Going for gold: mummies from the Graeco-Roman period

The exhibition Golden Mummies of Egypt opens in February at Manchester Museum for its only European showing after an international tour that has included venues in the USA and China. Curator Campbell Price discusses the artefacts on display and their significance to the Greek and Roman Egyptians and to modern visitors.

The gilded cartonnage outer decoration of the mummified body of a woman. From Hawara, c.AD 100.

Mummies, gold, and an obsessive belief in the afterlife – these concepts are all central to our image of ancient Egypt. But how important were they to the Egyptians, and how long did they survive after the last of the pharaohs? A new exhibition, Golden Mummies of Egypt, uses 108 objects to explore expectations of life after death during the relatively little-known Graeco-Roman Period – when Egypt was ruled first by a Greek royal family, ending with Cleopatra VII, and then by Roman emperors (between 300 BC and AD 300).

Wealthy members of this multicultural society made elaborate preparations for the afterlife, combining Egyptian, Greek, and Roman ideals of eternal beauty. Manchester Museum, part of the University of Manchester in the United Kingdom, houses one of the finest collections of this material outside Cairo. However, our responses to these objects, excavated at a time of British rule of Egypt in the 1880s-1910s, may reveal more about ourselves than about the people who made and used them.

The underside of the foot case of the mummified body of a woman named Isaious, showing bound captives. From Hawara, 2nd century AD.

Cosmopolitan culture

The exhibition opens on the theme of ‘Life in a Multicultural Society’. Egypt was always in contact with neighbouring cultures – it was never as isolated as it is often portrayed. Plentiful evidence survives to show that pharaonic Egypt traded with Nubia and the Mediterranean world for centuries, with many non-Egyptians coming to live in Egypt. But relations between peoples were not always peaceful and there were sometimes violent power struggles. During the Graeco-Roman Period, some of these events were recorded in papyrus documents.

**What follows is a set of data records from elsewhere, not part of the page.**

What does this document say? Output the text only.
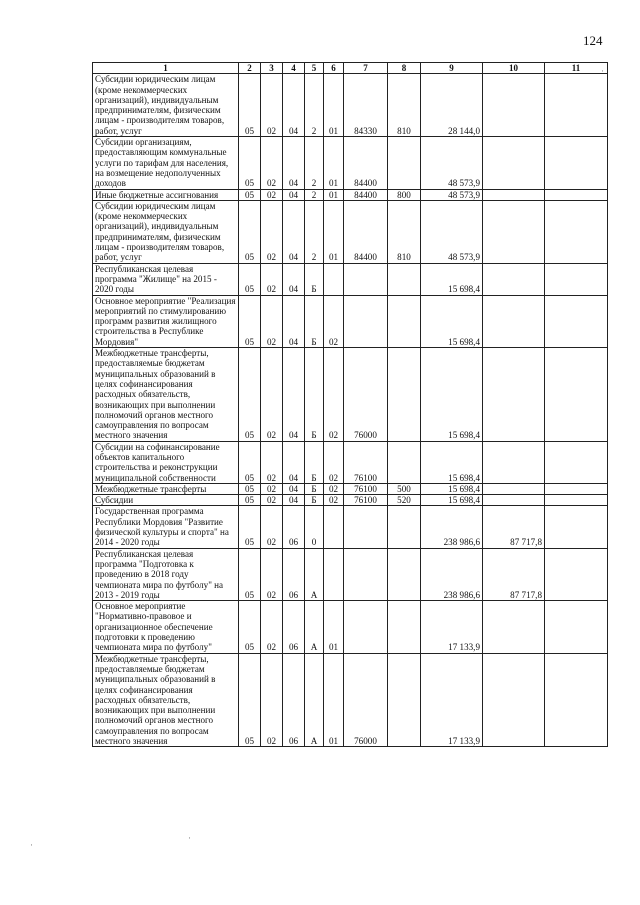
124
1	2	3	4	5	6	7	8	9	10	11
Субсидии юридическим лицам (кроме некоммерческих организаций), индивидуальным предпринимателям, физическим лицам - производителям товаров, работ, услуг	05	02	04	2	01	84330	810	28 144,0		
Субсидии организациям, предоставляющим коммунальные услуги по тарифам для населения, на возмещение недополученных доходов	05	02	04	2	01	84400		48 573,9		
Иные бюджетные ассигнования	05	02	04	2	01	84400	800	48 573,9		
Субсидии юридическим лицам (кроме некоммерческих организаций), индивидуальным предпринимателям, физическим лицам - производителям товаров, работ, услуг	05	02	04	2	01	84400	810	48 573,9		
Республиканская целевая программа "Жилище" на 2015 - 2020 годы	05	02	04	Б				15 698,4		
Основное мероприятие "Реализация мероприятий по стимулированию программ развития жилищного строительства в Республике Мордовия"	05	02	04	Б	02			15 698,4		
Межбюджетные трансферты, предоставляемые бюджетам муниципальных образований в целях софинансирования расходных обязательств, возникающих при выполнении полномочий органов местного самоуправления по вопросам местного значения	05	02	04	Б	02	76000		15 698,4		
Субсидии на софинансирование объектов капитального строительства и реконструкции муниципальной собственности	05	02	04	Б	02	76100		15 698,4		
Межбюджетные трансферты	05	02	04	Б	02	76100	500	15 698,4		
Субсидии	05	02	04	Б	02	76100	520	15 698,4		
Государственная программа Республики Мордовия "Развитие физической культуры и спорта" на 2014 - 2020 годы	05	02	06	0				238 986,6	87 717,8	
Республиканская целевая программа "Подготовка к проведению в 2018 году чемпионата мира по футболу" на 2013 - 2019 годы	05	02	06	А				238 986,6	87 717,8	
Основное мероприятие "Нормативно-правовое и организационное обеспечение подготовки к проведению чемпионата мира по футболу"	05	02	06	А	01			17 133,9		
Межбюджетные трансферты, предоставляемые бюджетам муниципальных образований в целях софинансирования расходных обязательств, возникающих при выполнении полномочий органов местного самоуправления по вопросам местного значения	05	02	06	А	01	76000		17 133,9		
·
·
·
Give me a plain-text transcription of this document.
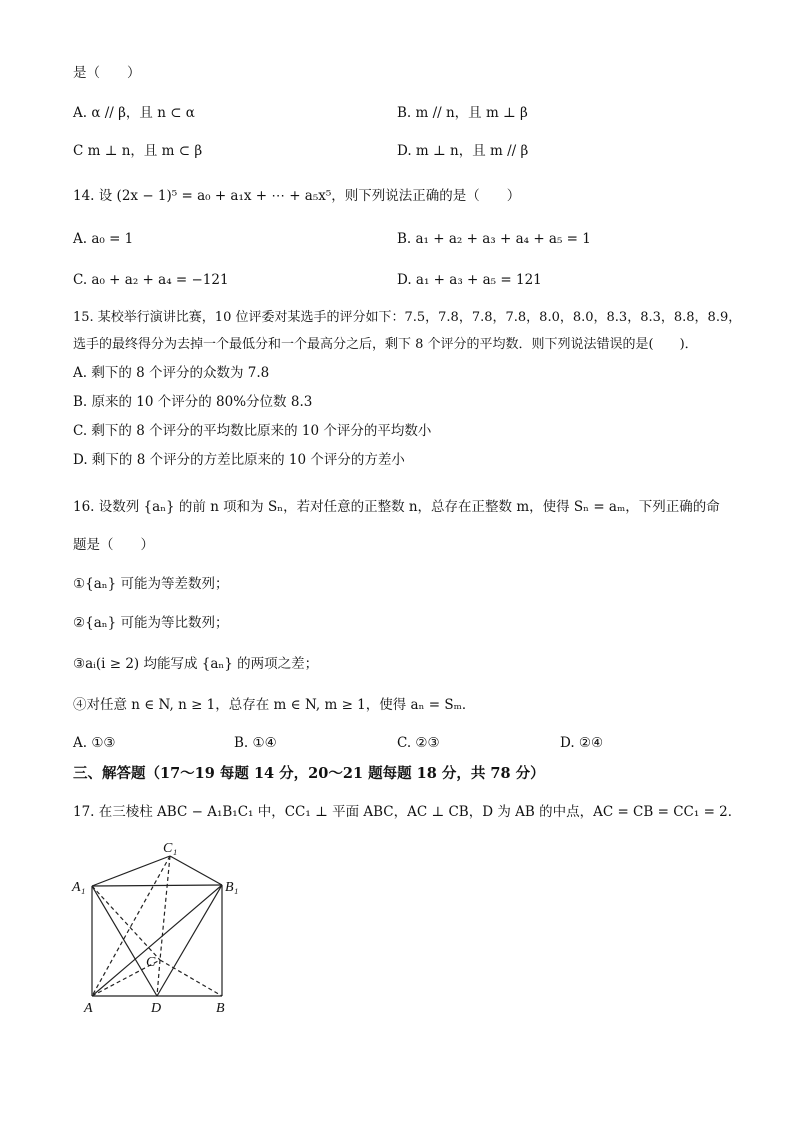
是（　　）
A. α // β，且 n ⊂ α	B. m // n，且 m ⊥ β
C m ⊥ n，且 m ⊂ β	D. m ⊥ n，且 m // β
14. 设 (2x − 1)⁵ = a₀ + a₁x + ⋯ + a₅x⁵，则下列说法正确的是（　　）
A. a₀ = 1	B. a₁ + a₂ + a₃ + a₄ + a₅ = 1
C. a₀ + a₂ + a₄ = −121	D. a₁ + a₃ + a₅ = 121
15. 某校举行演讲比赛，10 位评委对某选手的评分如下：7.5，7.8，7.8，7.8，8.0，8.0，8.3，8.3，8.8，8.9，
选手的最终得分为去掉一个最低分和一个最高分之后，剩下 8 个评分的平均数．则下列说法错误的是(　　)．
A. 剩下的 8 个评分的众数为 7.8
B. 原来的 10 个评分的 80%分位数 8.3
C. 剩下的 8 个评分的平均数比原来的 10 个评分的平均数小
D. 剩下的 8 个评分的方差比原来的 10 个评分的方差小
16. 设数列 {aₙ} 的前 n 项和为 Sₙ，若对任意的正整数 n，总存在正整数 m，使得 Sₙ = aₘ，下列正确的命
题是（　　）
①{aₙ} 可能为等差数列；
②{aₙ} 可能为等比数列；
③aᵢ(i ≥ 2) 均能写成 {aₙ} 的两项之差；
④对任意 n ∈ N, n ≥ 1，总存在 m ∈ N, m ≥ 1，使得 aₙ = Sₘ．
A. ①③	B. ①④	C. ②③	D. ②④
三、解答题（17～19 每题 14 分，20～21 题每题 18 分，共 78 分）
17. 在三棱柱 ABC − A₁B₁C₁ 中，CC₁ ⊥ 平面 ABC，AC ⊥ CB，D 为 AB 的中点，AC = CB = CC₁ = 2．
C₁
A₁	B₁
C
A	D	B
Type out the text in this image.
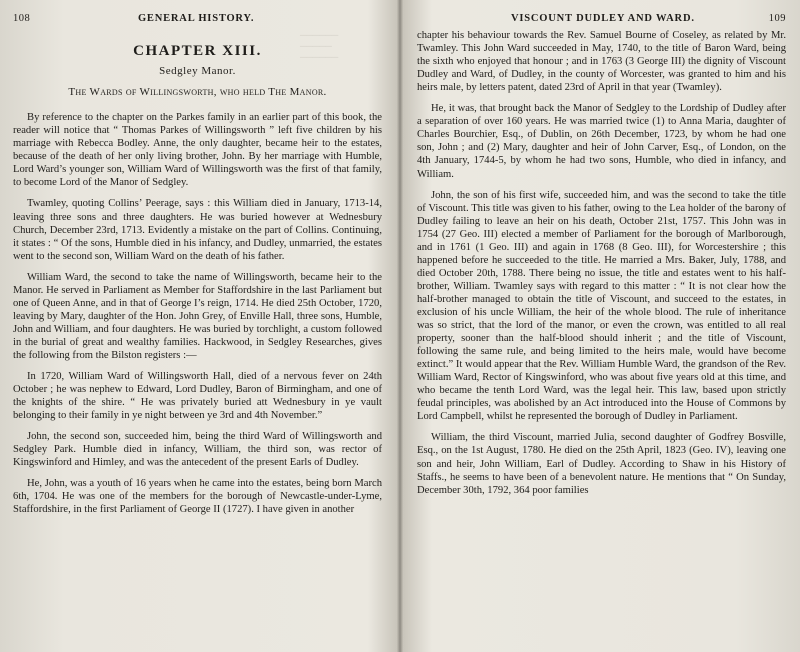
──────
─────
──────
108	GENERAL HISTORY.
CHAPTER XIII.
Sedgley Manor.
The Wards of Willingsworth, who held The Manor.

By reference to the chapter on the Parkes family in an earlier part of this book, the reader will notice that “ Thomas Parkes of Willingsworth ” left five children by his marriage with Rebecca Bodley. Anne, the only daughter, became heir to the estates, because of the death of her only living brother, John. By her marriage with Humble, Lord Ward’s younger son, William Ward of Willingsworth was the first of that family, to become Lord of the Manor of Sedgley.

Twamley, quoting Collins’ Peerage, says : this William died in January, 1713-14, leaving three sons and three daughters. He was buried however at Wednesbury Church, December 23rd, 1713. Evidently a mistake on the part of Collins. Continuing, it states : “ Of the sons, Humble died in his infancy, and Dudley, unmarried, the estates went to the second son, William Ward on the death of his father.

William Ward, the second to take the name of Willingsworth, became heir to the Manor. He served in Parliament as Member for Staffordshire in the last Parliament but one of Queen Anne, and in that of George I’s reign, 1714. He died 25th October, 1720, leaving by Mary, daughter of the Hon. John Grey, of Enville Hall, three sons, Humble, John and William, and four daughters. He was buried by torchlight, a custom followed in the burial of great and wealthy families. Hackwood, in Sedgley Researches, gives the following from the Bilston registers :—

In 1720, William Ward of Willingsworth Hall, died of a nervous fever on 24th October ; he was nephew to Edward, Lord Dudley, Baron of Birmingham, and one of the knights of the shire. “ He was privately buried att Wednesbury in ye vault belonging to their family in ye night between ye 3rd and 4th November.”

John, the second son, succeeded him, being the third Ward of Willingsworth and Sedgley Park. Humble died in infancy, William, the third son, was rector of Kingswinford and Himley, and was the antecedent of the present Earls of Dudley.

He, John, was a youth of 16 years when he came into the estates, being born March 6th, 1704. He was one of the members for the borough of Newcastle-under-Lyme, Staffordshire, in the first Parliament of George II (1727). I have given in another

VISCOUNT DUDLEY AND WARD.	109

chapter his behaviour towards the Rev. Samuel Bourne of Coseley, as related by Mr. Twamley. This John Ward succeeded in May, 1740, to the title of Baron Ward, being the sixth who enjoyed that honour ; and in 1763 (3 George III) the dignity of Viscount Dudley and Ward, of Dudley, in the county of Worcester, was granted to him and his heirs male, by letters patent, dated 23rd of April in that year (Twamley).

He, it was, that brought back the Manor of Sedgley to the Lordship of Dudley after a separation of over 160 years. He was married twice (1) to Anna Maria, daughter of Charles Bourchier, Esq., of Dublin, on 26th December, 1723, by whom he had one son, John ; and (2) Mary, daughter and heir of John Carver, Esq., of London, on the 4th January, 1744-5, by whom he had two sons, Humble, who died in infancy, and William.

John, the son of his first wife, succeeded him, and was the second to take the title of Viscount. This title was given to his father, owing to the Lea holder of the barony of Dudley failing to leave an heir on his death, October 21st, 1757. This John was in 1754 (27 Geo. III) elected a member of Parliament for the borough of Marlborough, and in 1761 (1 Geo. III) and again in 1768 (8 Geo. III), for Worcestershire ; this happened before he succeeded to the title. He married a Mrs. Baker, July, 1788, and died October 20th, 1788. There being no issue, the title and estates went to his half-brother, William. Twamley says with regard to this matter : “ It is not clear how the half-brother managed to obtain the title of Viscount, and succeed to the estates, in exclusion of his uncle William, the heir of the whole blood. The rule of inheritance was so strict, that the lord of the manor, or even the crown, was entitled to all real property, sooner than the half-blood should inherit ; and the title of Viscount, following the same rule, and being limited to the heirs male, would have become extinct.” It would appear that the Rev. William Humble Ward, the grandson of the Rev. William Ward, Rector of Kingswinford, who was about five years old at this time, and who became the tenth Lord Ward, was the legal heir. This law, based upon strictly feudal principles, was abolished by an Act introduced into the House of Commons by Lord Campbell, whilst he represented the borough of Dudley in Parliament.

William, the third Viscount, married Julia, second daughter of Godfrey Bosville, Esq., on the 1st August, 1780. He died on the 25th April, 1823 (Geo. IV), leaving one son and heir, John William, Earl of Dudley. According to Shaw in his History of Staffs., he seems to have been of a benevolent nature. He mentions that “ On Sunday, December 30th, 1792, 364 poor families
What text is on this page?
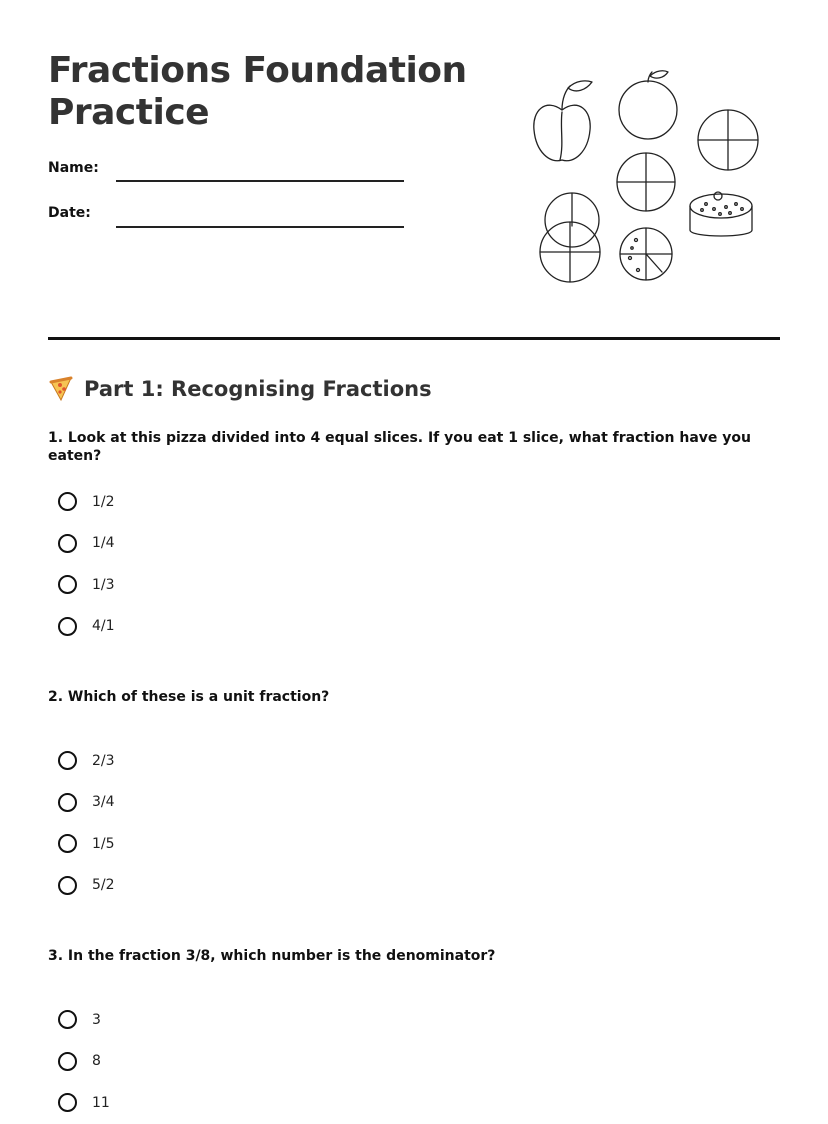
Fractions Foundation Practice
Name:
Date:
Part 1: Recognising Fractions

1. Look at this pizza divided into 4 equal slices. If you eat 1 slice, what fraction have you eaten?

1/2
1/4
1/3
4/1

2. Which of these is a unit fraction?

2/3
3/4
1/5
5/2

3. In the fraction 3/8, which number is the denominator?

3
8
11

A dynasty of Macedonian origin called the Ptolemies ruled Egypt from 323-30 BC. They built their capital at Alexandria, on the coast looking towards their homeland, but they appeared as traditional pharaohs on temple walls throughout Egypt. They developed farmland in the fertile Fayum area to house new settlers from Greece. Here and elsewhere the Ptolemies promoted the worship of a new, multicultural god called Serapis. A wide range of Greek, Roman, and Egyptian gods were worshipped in people’s homes. Some items buried with the dead offer a glimpse of the things people used in their daily lives.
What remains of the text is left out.